パニック障害のひとが、病院で重大なことはないといわれ不安な日々を過ごすうちに次のパニック発作がおこるのではないかと不安になりますが、この不安を予期不安とよびます。予期不安はつぎのパニック発作の準備状態となり、やがて2回目のパニック発作がおこります。これの繰り返しで、パニック障害は慢性化・固定化して治りにくくなります。
記憶の症状
記憶の症状は、パニック発作の症状として重要です。何月何日ということは忘れても、あの時あの場所あの状況で初回のパニック発作が起こったことは鮮明にご本人の記憶に残ります。
パニック障害の治療で大事なことは初回発作後の早い時期の薬物療法です。安定剤などの薬が用意されていますのでほとんどのかたのパニック障害は「薬物療法」と「通院」で解決します。
当院の治療としては初回発作時と似た状況や場所にご本人が行くこと避けるようにお勧めしています。むりに身を曝す方法はやないクリニックではお勧めしていません。自然に治療が進むにつれ、行けるようになります。
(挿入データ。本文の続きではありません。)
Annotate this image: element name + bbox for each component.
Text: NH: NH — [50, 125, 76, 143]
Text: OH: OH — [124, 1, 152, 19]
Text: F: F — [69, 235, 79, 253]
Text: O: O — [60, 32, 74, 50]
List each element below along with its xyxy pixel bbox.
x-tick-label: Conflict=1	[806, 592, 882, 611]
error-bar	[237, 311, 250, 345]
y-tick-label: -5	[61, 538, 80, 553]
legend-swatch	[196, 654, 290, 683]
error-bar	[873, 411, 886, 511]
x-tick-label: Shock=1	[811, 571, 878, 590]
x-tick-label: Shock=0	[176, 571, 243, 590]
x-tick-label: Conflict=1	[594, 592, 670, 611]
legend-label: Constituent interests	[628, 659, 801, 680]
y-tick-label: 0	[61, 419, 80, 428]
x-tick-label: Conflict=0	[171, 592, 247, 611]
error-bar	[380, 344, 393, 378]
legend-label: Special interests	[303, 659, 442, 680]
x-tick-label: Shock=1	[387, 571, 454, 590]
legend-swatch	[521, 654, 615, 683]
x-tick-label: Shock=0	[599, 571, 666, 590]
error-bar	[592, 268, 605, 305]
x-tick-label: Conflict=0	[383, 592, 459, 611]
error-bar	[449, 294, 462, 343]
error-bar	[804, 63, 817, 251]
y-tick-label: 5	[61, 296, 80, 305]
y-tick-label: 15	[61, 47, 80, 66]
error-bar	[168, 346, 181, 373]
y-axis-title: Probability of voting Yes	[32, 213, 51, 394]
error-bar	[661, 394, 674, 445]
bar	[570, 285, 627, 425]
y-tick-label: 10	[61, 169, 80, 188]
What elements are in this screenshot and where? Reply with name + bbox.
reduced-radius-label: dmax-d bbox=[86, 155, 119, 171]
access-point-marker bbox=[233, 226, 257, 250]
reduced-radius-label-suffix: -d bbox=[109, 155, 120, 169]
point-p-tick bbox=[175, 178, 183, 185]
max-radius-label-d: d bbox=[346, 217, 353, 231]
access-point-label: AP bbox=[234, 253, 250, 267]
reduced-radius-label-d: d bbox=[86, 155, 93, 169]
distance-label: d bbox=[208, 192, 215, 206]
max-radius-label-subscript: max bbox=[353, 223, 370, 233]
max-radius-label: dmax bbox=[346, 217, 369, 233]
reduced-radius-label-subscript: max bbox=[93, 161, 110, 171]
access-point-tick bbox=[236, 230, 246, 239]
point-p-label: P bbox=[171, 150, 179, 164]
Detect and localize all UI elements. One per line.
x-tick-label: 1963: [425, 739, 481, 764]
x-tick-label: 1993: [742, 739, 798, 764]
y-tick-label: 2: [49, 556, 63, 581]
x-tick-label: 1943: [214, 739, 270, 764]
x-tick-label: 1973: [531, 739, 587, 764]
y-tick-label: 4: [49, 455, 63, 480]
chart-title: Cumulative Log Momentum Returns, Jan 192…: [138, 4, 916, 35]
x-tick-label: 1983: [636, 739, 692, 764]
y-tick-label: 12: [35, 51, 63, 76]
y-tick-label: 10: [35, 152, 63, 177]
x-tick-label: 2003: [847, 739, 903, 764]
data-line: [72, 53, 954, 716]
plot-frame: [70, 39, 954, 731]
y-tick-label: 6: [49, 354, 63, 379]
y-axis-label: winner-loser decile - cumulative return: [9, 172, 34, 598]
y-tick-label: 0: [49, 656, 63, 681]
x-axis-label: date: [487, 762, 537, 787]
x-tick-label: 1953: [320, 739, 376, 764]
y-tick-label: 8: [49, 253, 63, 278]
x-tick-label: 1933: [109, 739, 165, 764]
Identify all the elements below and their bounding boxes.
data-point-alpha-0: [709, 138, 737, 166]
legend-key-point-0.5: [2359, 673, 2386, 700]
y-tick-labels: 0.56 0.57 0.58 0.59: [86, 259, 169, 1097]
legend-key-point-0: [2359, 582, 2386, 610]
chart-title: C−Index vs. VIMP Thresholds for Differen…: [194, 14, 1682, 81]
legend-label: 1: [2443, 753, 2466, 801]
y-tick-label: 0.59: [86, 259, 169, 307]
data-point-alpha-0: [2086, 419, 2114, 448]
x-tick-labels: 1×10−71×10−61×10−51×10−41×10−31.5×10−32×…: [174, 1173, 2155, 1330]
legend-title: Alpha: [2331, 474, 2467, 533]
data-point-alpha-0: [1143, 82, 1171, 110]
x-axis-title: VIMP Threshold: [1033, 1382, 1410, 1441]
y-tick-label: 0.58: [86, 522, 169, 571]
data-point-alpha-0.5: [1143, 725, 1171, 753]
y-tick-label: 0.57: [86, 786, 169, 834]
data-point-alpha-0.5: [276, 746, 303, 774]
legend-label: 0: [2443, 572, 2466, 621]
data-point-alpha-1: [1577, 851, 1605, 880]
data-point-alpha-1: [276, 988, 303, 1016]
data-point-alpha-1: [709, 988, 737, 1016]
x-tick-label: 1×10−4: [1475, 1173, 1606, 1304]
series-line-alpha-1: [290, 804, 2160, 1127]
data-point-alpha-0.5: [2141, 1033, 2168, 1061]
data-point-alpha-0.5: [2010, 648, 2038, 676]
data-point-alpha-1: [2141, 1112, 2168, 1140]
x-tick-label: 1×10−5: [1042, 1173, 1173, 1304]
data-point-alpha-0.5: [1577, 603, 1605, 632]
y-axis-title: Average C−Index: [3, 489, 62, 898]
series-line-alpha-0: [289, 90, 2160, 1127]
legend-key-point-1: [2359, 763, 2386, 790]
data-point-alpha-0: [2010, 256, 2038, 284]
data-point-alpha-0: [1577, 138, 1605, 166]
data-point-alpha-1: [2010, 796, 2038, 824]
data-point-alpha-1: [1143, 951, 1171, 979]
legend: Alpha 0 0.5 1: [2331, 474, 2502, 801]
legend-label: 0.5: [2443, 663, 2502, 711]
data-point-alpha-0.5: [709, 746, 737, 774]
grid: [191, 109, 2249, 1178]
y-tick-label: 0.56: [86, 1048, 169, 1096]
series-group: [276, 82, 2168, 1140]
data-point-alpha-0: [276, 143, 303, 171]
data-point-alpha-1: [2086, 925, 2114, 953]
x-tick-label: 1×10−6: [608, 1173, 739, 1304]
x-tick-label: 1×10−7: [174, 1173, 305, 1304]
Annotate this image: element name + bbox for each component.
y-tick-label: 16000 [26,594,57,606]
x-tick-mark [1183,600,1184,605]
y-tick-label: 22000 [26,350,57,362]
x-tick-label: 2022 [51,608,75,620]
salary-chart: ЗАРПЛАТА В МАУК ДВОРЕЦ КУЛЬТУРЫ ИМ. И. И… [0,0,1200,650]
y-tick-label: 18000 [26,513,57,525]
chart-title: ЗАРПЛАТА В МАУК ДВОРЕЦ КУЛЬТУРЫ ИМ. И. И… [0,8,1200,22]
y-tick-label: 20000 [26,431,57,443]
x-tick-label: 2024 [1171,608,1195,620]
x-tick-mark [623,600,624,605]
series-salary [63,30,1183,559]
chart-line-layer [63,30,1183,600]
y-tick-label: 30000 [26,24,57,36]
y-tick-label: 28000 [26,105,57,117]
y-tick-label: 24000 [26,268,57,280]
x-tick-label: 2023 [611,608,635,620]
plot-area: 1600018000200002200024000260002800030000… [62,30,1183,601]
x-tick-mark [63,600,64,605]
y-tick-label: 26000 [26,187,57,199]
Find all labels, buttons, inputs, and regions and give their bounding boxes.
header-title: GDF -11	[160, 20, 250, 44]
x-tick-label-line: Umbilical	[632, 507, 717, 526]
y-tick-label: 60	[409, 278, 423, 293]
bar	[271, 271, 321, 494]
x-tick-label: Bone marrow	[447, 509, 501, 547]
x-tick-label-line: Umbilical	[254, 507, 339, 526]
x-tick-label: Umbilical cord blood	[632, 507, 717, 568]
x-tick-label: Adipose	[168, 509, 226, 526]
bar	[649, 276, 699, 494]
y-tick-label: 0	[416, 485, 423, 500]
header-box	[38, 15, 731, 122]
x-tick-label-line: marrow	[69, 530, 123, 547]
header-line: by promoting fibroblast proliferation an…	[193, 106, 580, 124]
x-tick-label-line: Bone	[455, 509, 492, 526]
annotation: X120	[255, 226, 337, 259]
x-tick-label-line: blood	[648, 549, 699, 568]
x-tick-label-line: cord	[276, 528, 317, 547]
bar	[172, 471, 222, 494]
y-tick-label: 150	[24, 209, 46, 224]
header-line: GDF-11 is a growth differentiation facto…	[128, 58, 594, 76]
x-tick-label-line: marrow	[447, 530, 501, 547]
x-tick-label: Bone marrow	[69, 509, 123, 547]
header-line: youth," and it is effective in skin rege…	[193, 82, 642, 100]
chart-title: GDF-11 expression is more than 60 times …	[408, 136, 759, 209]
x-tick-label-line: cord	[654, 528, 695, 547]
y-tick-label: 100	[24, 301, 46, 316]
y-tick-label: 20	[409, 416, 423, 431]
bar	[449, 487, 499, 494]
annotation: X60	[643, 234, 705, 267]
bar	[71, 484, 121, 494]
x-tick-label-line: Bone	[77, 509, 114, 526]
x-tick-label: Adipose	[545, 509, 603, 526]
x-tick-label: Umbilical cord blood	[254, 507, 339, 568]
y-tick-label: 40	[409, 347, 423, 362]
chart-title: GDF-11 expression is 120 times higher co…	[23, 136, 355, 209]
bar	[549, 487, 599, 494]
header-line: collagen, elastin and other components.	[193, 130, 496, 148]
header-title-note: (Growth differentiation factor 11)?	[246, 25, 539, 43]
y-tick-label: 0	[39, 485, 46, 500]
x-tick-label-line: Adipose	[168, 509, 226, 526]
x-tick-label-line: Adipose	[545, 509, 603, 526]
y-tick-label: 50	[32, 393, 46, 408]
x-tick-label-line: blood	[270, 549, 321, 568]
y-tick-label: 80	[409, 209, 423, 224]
自律神経の症状と情動の不安の症状と記憶の症状がなぜそろって起こるのでしょう。それは脳に大脳辺縁系と言われるところがあって大脳辺縁系は自律神経、情動、記憶の中枢なのですが、その大脳辺縁系脳の興奮が原因だからです。セロトニンなどの脳内の神経伝達物質の異常も関与しています。
カウンセリングでは、なぜ、ご本人はいつもと違った生活を続けたのか。なぜ、パニック発作という注意信号を脳が出してくれたのか、ご本人の生活のどこに無理があったのかなどをみずから、答えを見つけるために有効です。